When I saw I’m Not There. at TIFF, I was not really familiar with the work of Todd Haynes, though I have since watched his 1995 film Safe. Haynes’ interpretation of the life of Bob Dylan as being represented by six different individuals is a very interesting premise to say the least. However, the style of the film is something that needs getting used to and those watching I’m Not There. are either going to love it or hate it. The film is in no way a cohesive biography of Bob Dylan, who isn’t even mentioned by name, other than during the opening credits. Instead I’m Not There. is more akin to an anthology film, with the film switching back and forth between the stories of these six Dylan-inspired individuals.

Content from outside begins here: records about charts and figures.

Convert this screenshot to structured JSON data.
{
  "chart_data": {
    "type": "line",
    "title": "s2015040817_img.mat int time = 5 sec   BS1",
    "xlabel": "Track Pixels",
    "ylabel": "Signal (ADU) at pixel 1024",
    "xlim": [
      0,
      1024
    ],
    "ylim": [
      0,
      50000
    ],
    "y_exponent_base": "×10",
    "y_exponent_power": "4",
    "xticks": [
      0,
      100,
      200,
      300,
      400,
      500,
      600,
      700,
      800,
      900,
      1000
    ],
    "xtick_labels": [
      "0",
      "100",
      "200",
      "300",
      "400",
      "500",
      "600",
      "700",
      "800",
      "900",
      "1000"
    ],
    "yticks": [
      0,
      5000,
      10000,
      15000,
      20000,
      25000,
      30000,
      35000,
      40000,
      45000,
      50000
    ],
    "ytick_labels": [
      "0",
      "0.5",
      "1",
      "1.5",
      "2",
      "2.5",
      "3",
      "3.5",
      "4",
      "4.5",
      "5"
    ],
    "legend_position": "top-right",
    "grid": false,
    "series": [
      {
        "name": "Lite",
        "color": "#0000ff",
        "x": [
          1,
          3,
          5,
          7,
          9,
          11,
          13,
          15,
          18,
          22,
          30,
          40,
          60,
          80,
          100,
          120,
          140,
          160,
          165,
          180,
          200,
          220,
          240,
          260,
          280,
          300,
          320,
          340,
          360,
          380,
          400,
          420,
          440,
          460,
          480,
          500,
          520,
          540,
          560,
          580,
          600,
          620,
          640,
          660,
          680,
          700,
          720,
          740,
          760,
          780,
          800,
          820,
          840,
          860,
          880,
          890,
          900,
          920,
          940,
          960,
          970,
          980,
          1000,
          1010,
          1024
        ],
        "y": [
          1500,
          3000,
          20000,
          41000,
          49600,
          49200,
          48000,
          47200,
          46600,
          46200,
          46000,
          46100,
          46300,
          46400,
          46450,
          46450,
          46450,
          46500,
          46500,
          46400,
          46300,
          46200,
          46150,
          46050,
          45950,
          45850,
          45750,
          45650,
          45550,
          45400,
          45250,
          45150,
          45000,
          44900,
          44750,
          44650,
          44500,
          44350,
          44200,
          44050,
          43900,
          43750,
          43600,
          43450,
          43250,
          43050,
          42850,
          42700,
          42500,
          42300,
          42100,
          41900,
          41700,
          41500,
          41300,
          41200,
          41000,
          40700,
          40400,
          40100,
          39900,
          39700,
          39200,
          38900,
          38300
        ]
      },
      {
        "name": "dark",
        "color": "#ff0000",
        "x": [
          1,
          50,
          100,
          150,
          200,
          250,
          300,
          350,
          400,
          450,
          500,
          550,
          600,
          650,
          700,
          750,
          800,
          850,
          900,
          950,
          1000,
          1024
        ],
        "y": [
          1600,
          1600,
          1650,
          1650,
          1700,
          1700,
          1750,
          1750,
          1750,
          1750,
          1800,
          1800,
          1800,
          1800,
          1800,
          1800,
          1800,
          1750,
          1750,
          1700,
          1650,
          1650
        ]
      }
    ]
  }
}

Without a doubt, the standout performance in the film is Cate Blanchett’s Oscar-nominated role as the androgynous rock star Jude Quinn. Jude’s sections of the film, shown in a very stark black and white, are the most compelling of the film and I’m Not There. is a film worth watching just to see Blanchett’s performance. The other actors also stand out in their own way, though there are some sections of the film that don’t really work. Particularly Richard Gere’s western side-story suffers from being a very vague interpretation of Dylan. Even the 11 year-old African American boy Woody is closer to Dylan than Gere’s Billy.

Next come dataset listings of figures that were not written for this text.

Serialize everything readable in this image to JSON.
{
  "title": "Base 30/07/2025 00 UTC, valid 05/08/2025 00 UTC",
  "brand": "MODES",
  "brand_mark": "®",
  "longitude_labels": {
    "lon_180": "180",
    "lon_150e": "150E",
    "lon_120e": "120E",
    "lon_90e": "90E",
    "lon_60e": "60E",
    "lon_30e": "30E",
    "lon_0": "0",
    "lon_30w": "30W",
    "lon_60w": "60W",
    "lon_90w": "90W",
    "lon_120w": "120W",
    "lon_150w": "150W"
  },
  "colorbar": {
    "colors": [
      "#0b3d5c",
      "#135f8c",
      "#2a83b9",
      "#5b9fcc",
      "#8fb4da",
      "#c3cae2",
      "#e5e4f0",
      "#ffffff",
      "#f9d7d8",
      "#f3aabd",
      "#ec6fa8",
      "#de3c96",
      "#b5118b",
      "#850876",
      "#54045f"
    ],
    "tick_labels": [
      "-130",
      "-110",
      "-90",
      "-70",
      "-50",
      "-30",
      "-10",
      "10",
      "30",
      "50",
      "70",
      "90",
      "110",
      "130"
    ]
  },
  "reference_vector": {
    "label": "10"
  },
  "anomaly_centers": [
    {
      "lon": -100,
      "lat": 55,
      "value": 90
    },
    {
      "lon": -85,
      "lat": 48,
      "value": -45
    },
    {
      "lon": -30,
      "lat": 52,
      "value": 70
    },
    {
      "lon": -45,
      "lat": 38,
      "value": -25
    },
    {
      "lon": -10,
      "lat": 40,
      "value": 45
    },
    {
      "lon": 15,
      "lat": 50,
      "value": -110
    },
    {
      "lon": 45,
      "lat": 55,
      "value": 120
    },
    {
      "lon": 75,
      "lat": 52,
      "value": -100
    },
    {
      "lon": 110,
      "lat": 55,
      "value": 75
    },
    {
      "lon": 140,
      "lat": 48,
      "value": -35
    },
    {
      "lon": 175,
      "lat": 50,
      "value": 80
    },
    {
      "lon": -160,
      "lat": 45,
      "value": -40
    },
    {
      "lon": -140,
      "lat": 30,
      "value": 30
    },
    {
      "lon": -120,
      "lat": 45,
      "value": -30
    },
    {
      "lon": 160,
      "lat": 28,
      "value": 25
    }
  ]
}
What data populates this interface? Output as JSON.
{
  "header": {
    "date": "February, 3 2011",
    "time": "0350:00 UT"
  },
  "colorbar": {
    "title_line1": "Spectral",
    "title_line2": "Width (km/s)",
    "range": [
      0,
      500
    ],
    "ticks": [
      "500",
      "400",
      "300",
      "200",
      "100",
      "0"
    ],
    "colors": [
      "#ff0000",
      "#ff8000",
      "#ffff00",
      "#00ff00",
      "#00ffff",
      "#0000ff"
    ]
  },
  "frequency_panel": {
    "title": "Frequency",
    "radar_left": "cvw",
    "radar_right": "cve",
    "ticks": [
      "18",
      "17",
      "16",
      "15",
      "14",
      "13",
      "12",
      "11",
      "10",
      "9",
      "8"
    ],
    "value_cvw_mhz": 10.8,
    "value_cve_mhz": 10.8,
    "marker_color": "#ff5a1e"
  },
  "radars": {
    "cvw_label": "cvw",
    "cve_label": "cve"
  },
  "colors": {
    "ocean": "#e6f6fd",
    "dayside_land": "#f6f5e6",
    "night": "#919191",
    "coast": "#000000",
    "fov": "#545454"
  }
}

In a very sad realization, I’m Not There. was the final film to be released while Heath Ledger was still alive. I think next to Cate Blanchett, Ledger’s performance in the film is another standout and it is tragic that he died only four months after I saw the film at TIFF, which was the repeat screening, so I never saw him in person. It was interesting noticing Charlotte Gainsbourg, putting on a French accent, playing Ledger’s love interest Claire. I’m Not There. was made prior to Gainsbourg’s multiple collaborations with Lars von Trier, so I wouldn’t have recognized her at the time.
On this second viewing, I would say that I liked I’m Not There. no better or worse than the first time around. The film undoubtedly has an interesting concept, but the execution doesn’t always work. There are enough high points to keep my opinion generally positive, but altogether, I’m Not There. is merely just an OK film for me.